Как-то в одной деревне купили мы четверть свиной туши, – тогда с мясом трудно было. Набили морозилку, что-то засолили, а какую-то часть нужно было использовать немедленно. Мама тогда нажарила целое ведро котлет. Долго мы их ели, я уже смотреть на них не мог. Говорю маме:
– Не хочу я их есть, надоели мне эти котлеты!
Папа услышал мои слова и повторил фразу. Не передразнил меня, а именно повторил, для того, наверное, чтобы лучше понять. И выговорил задумчиво:
– Надо же, котлеты могут надоесть…
Много лет моей помощницей в алтаре была бабушка Прасковья. Редко мне приходилось встречать людей такой кротости и смирения. Из церкви не выходила. Молилась Богу – как с другом разговаривала, и Он ее слышал. Помню, пришло время, и отказали ей ноги. Просит: «Господи, как же мне без храма? Помоги». Помолилась, встала и пошла в храм.
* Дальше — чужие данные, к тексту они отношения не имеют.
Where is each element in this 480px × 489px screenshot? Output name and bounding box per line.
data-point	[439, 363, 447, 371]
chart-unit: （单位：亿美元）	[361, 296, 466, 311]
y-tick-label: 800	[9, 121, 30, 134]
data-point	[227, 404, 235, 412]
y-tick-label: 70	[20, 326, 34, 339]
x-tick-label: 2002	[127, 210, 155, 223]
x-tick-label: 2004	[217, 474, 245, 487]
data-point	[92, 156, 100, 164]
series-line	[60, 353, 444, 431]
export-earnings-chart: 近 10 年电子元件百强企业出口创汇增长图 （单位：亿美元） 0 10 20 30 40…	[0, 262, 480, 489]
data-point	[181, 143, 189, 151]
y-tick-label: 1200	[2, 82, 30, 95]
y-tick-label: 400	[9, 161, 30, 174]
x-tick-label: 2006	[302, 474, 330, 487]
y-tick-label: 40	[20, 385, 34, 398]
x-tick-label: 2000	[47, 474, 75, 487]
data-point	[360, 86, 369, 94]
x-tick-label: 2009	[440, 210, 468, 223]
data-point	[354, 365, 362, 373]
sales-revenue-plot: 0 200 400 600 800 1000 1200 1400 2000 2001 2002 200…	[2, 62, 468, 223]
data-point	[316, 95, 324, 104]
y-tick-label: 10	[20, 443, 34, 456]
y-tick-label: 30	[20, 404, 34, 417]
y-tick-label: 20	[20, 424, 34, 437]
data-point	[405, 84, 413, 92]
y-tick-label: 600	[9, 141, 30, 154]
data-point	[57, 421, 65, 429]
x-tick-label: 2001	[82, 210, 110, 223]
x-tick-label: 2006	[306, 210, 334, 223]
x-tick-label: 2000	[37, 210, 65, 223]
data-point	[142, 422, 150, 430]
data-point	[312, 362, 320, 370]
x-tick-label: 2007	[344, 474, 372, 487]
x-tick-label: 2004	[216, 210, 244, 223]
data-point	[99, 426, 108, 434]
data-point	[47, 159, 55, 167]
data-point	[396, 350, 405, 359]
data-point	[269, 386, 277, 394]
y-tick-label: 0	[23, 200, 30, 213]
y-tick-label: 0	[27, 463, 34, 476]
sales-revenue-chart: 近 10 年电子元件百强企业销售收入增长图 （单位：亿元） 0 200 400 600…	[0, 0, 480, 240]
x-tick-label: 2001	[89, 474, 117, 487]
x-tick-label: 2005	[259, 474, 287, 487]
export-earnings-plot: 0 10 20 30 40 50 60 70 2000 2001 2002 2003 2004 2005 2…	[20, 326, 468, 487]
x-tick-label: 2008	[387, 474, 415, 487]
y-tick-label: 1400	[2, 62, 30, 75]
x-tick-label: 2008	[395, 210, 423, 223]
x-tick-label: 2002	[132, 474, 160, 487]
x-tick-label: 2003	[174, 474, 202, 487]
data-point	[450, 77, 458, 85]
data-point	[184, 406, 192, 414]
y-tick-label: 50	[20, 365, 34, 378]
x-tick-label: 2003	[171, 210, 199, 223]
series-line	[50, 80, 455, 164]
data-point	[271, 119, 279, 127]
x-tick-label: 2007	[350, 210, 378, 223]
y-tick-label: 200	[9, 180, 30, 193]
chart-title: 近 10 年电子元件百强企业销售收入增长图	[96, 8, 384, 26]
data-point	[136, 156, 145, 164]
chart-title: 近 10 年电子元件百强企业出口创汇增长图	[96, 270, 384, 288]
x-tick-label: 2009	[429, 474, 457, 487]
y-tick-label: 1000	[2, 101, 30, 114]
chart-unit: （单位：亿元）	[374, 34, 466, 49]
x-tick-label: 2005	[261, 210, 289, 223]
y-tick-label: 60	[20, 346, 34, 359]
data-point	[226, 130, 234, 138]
Затем последовала новая напасть – бабушка ослепла. «Господи, как же мне батюшке помогать без глаз? Верни мне глазки». И зрение вернулось. Носила очки с мощными линзами, но видела и даже Псалтырь могла читать. Я называл ее «мой добрый ангел, моя палочка-выручалочка». До последнего времени, до тех пор, пока окончательно не слегла, пекла просфоры. Когда уж совсем не смогла трудиться, сидела в просфорной и, пока другие работали, молилась.
К переходу в лучший мир Прасковьюшка отнеслась спокойно и ответственно. Исповедовалась несколько раз, всю свою жизнь как тесто пальчиками перетерла. Но замечаю, что что-то гнетет мою помощницу. Спрашиваю ее, а она и отвечает:
– Грех у меня есть, батюшка, страшный грех моей юности! Плачу о нем непрестанно и боюсь, что Господь меня такую не допустит к Себе.
Все мы помним грехи своей юности, помоги нам Господи! Но чтобы такой церковный, молящийся человек, как моя алтарница, до сих пор носил его в себе?
– Неужто не каялась, Прасковьюшка?
– Каялась, да все он мне о себе напоминает, так перед глазами и стоит.
– Тогда вновь покайся, чтобы душа у тебя не болела.
Прасковья заготовила листок бумаги с одной фразой, нацарапанной крупными, неровными буквами: «Я кусячница шпекулярка». Видать, язык у нее от стыда не поворачивался произнести написанное вслух.
– Это на каком же языке написано, друг мой? – спросил я ее.
Забыл сказать о том, что бабушка изъяснялась на свое образном деревенском наречии. В войну они жили неподалеку от Мурома, видимо, там так и говорили. Ее речь изобиловала подобными словечками. Меня ее говорок порой забавлял, но чаще умилял. Все хотел записывать за ней, да так и не собрался…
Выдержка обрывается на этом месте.